Par ailleurs, les étapes de lithographies sont réalisées sur du relief ; or il s'avère que le dépôt de résine photosensible sur du relief est une opération délicate et onéreuse.

EXPOSE DE L'INVENTION
L'invention propose un procédé de fabrication bas coût d'un boîtier WLCSP permettant d' intégrer la fonction de packaging du circuit intégré à l'échelle du substrat et qui ne présente pas les problèmes de l' art antérieur .
Le procédé, objet de l'invention, consiste à réaliser, à l'aide d'un moule ou d'un pochoir, une couche servant à relâcher les contraintes entre le boîtier-puce et le circuit imprimé, sur lequel ledit boîtier-puce va être connecté, en lui donnant une forme étagée permettant, par la suite, un reroutage des entrées/sorties avec moins d'étapes de lithographie que dans l'art antérieur, voire pas du tout.

En d'autres termes, le procédé de réalisation d'un boîtier à la taille d'une puce électronique et réalisé à l'échelle du substrat, ledit substrat comportant au moins une puce et ladite au moins une puce possédant des plots d'entrée-sortie sur une face du substrat dite face avant, comprend les étapes suivantes :
a) formation, au moyen d'un moule ou d'un pochoir complexe, d'une couche isolante de relaxation de contraintes sur ladite face avant, ladite couche de relaxation recouvrant la face avant du substrat avec un relief présentant des puits d'accès au niveau des plots d'entrée-sortie, et ailleurs, des parties en saillie destinées à relaxer les contraintes, chaque partie en saillie ayant une forme étagée comprenant au moins une zone proéminente et au moins une zone, en retrait par rapport à ladite zone proéminente, destinée à supporter un plot de connection électrique,
b) formation de pistes électriquement conductrices sur la couche de relaxation pour connecter les plots d'entrée/sortie aux plots de connection électrique correspondants ,
c) formation de moyens de contact électrique vers 1 ' extérieur sur les plots de connection électrique .
Ici, utiliser une couche de polymère au lieu de plusieurs pavés de polymère comme dans l'art antérieur permet d'isoler les plots d'entrée/sortie du reste des circuits intégrés.
De manière générale, les circuits intégrés situés sur le substrat comporteront des plots d'entrée/sortie en aluminium, en cuivre ou autres et une couche de passivation minérale, organique ou les deux.

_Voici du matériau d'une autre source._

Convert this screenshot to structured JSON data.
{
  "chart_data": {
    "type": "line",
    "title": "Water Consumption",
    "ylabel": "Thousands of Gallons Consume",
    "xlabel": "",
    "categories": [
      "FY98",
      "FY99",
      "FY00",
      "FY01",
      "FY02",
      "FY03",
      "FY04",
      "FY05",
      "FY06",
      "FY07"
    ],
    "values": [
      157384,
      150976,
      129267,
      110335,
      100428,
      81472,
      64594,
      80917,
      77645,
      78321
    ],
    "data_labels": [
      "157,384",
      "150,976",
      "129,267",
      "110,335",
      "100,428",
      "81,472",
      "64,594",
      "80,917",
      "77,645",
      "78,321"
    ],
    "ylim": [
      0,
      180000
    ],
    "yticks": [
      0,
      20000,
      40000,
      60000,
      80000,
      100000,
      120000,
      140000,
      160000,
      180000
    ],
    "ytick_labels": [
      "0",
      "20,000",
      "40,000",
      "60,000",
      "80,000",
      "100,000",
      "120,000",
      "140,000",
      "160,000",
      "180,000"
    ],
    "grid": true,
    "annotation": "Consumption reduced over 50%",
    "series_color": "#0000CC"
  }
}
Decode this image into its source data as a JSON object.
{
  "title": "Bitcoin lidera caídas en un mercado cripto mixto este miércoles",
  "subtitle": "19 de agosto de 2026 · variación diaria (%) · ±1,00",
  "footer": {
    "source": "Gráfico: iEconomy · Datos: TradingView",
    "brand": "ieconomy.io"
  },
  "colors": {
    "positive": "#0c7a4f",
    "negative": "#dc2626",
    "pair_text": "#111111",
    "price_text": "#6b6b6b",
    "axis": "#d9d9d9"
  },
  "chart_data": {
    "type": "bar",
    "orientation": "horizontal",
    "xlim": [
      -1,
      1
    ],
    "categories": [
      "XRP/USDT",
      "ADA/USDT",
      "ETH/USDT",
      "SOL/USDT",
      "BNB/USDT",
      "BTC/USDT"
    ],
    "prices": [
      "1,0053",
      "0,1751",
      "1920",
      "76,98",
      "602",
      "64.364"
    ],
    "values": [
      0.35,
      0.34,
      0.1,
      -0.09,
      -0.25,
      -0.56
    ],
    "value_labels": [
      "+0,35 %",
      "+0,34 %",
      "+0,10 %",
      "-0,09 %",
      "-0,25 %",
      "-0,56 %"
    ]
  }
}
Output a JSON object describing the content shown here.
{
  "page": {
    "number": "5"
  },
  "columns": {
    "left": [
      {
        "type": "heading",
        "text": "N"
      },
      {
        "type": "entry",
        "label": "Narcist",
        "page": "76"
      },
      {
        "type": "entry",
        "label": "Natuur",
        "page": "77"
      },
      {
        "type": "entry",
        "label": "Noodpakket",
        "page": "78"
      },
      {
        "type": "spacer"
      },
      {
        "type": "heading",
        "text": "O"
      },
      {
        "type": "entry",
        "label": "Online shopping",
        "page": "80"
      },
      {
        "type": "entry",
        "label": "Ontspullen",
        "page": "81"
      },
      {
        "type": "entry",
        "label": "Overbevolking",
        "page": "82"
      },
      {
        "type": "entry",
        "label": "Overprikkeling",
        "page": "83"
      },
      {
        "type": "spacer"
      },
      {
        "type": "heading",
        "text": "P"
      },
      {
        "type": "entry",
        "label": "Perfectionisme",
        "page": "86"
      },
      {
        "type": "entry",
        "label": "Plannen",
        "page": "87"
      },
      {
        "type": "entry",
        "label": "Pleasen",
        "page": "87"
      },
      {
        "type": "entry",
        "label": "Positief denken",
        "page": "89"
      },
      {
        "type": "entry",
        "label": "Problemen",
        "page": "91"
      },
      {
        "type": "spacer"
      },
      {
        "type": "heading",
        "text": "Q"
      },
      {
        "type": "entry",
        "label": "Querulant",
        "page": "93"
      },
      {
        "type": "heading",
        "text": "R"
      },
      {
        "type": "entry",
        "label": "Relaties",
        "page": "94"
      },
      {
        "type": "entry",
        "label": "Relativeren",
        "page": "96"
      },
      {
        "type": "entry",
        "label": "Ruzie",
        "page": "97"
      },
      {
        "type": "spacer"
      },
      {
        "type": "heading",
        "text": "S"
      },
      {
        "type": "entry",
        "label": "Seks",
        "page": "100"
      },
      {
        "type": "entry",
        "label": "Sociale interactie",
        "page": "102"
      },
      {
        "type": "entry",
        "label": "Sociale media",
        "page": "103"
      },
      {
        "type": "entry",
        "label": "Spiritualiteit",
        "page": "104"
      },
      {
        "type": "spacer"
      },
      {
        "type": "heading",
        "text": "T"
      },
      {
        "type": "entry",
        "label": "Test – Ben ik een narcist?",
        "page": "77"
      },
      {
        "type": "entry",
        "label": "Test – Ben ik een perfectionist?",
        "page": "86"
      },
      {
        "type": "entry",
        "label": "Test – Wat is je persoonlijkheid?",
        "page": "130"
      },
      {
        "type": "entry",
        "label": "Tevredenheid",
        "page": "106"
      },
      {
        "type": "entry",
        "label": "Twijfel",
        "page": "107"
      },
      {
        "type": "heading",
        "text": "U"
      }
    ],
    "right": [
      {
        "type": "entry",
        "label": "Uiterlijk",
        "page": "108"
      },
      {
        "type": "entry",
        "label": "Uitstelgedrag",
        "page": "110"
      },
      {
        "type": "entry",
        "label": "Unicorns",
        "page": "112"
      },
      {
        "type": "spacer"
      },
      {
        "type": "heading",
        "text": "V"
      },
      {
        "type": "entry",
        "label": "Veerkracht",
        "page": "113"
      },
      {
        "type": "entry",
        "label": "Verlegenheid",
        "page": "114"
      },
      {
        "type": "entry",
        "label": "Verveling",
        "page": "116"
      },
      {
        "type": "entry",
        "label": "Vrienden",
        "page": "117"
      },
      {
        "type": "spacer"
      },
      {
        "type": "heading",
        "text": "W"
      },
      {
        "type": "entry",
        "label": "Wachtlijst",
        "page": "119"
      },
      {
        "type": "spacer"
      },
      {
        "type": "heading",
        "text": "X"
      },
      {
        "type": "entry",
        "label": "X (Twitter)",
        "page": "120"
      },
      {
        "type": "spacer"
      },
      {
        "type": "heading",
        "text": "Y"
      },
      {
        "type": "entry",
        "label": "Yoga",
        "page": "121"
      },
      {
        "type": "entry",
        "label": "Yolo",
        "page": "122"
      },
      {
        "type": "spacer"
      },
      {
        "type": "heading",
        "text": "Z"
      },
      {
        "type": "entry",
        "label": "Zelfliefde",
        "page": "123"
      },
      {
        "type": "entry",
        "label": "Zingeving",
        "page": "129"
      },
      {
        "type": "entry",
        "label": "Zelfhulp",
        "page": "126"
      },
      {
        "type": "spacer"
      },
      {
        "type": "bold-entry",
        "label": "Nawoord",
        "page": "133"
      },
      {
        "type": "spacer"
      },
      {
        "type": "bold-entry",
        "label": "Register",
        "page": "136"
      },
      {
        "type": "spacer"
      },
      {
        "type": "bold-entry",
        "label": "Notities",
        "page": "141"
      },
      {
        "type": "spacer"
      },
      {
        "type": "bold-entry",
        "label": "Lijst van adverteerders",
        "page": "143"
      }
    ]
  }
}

Ces circuits pourront aussi comporter des finitions différentes, par exemple, un dépôt chimique de Ni/Au.
Selon un mode particulier de l'invention, ledit procédé comprend en outre, entre les étapes b) et c) précédentes, une étape de formation d'une couche d" encapsulâtion sur la couche de relaxation avec exposition des plots de connection électrique.
La couche de relaxation des contraintes peut être réalisée par différentes méthodes.
Selon un mode de réalisation, ladite couche peut être réalisé à l'aide d'un moule. Pour cela, on suivra les étapes suivantes :
1) remplir le moule avec un polymère relaxant déterminé ou appliquer ledit polymère directement sur la face avant du substrat,
2) aligner le moule sur la face avant du substrat,

3) presser le moule sur la face avant du substrat, 4) recuire le polymère,
5) retirer le moule.
Si on décide d'appliquer le polymère relaxant directement sur le substrat, on a le choix entre différentes méthodes parmi lesquelles l'étalement ou la dispense.
Selon un autre mode de réalisation, ladite couche peut cette fois ci être réalisée à l'aide d'un pochoir. On suivra alors les étapes suivantes :
1) appliquer le pochoir sur la face avant du substrat, 2) remplir les orifices du pochoir avec un polymère relaxant déterminé, 3) recuire le polymère et séparer le pochoir du substrat .
Concernant cette dernière étape, les deux actions sont interchangeables : on pourra recuire le polymère pour ensuite séparer le pochoir du substrat, mais la séparation du pochoir pourra également, dans certains cas, être réalisée avant de recuire le polymère.
Avantageusement, ledit polymère relaxant déterminé utilisé dans les réalisations ci-dessus sera choisi parmi le groupe constitué du polyimide, du BCB ou de tout autre polymère susceptible de relaxer les contraintes .
Après l'obtention de la couche relaxant les contraintes sur la face avant du substrat, il se peut qu'il y ait des résidus de polymère sur les plots d'entrée/sortie, ce qui risquerait d'empêcher la reprise de contact sur lesdits plots. Avantageusement, on élimine donc lesdits résidus de polymère ; on pourra pour cela utiliser un procédé de nettoyage tel qu'un traitement plasma ou toute autre technique similaire.
L'étape de reroutage ou étape de formation des pistes électriquement conductrices pour connecter les plots d'entrée/sortie des circuits intégrés aux plots de connection électrique correspondants est simplifiée grâce à la topologie complexe de la couche relaxante créée précédemment.
Grâce à la topologie complexe de la couche relaxante, cette étape de reroutage des entrées/sorties des circuits intégrés peut ne pas nécessiter d'étape de lithographie. Dans ce cas, deux choix se présente à nous : - si l'on désire effectuer un dépôt de matériau conducteur sur toute la surface de la face avant du substrat, on suivra les étapes suivantes :
a) dépôt d'un matériau conducteur sur la face avant du substrat recouverte de la couche de relaxation, b) séparation des lignes de reroutage et formation des plots de connexion électrique par élimination du matériau conducteur situé au niveau de la (des) zone (s) proéminente (s) des parties en saillie de la couche de relaxation par rodage mécanique ou par polissage mécano-chimique .
En ce qui concerne les deux techniques de séparation des lignes de reroutage, elles permettent d'éliminer le métal en surface sans attaquer le métal situées dans les zones inférieures par rapport au niveau jusqu' auquel on procède à l'élimination.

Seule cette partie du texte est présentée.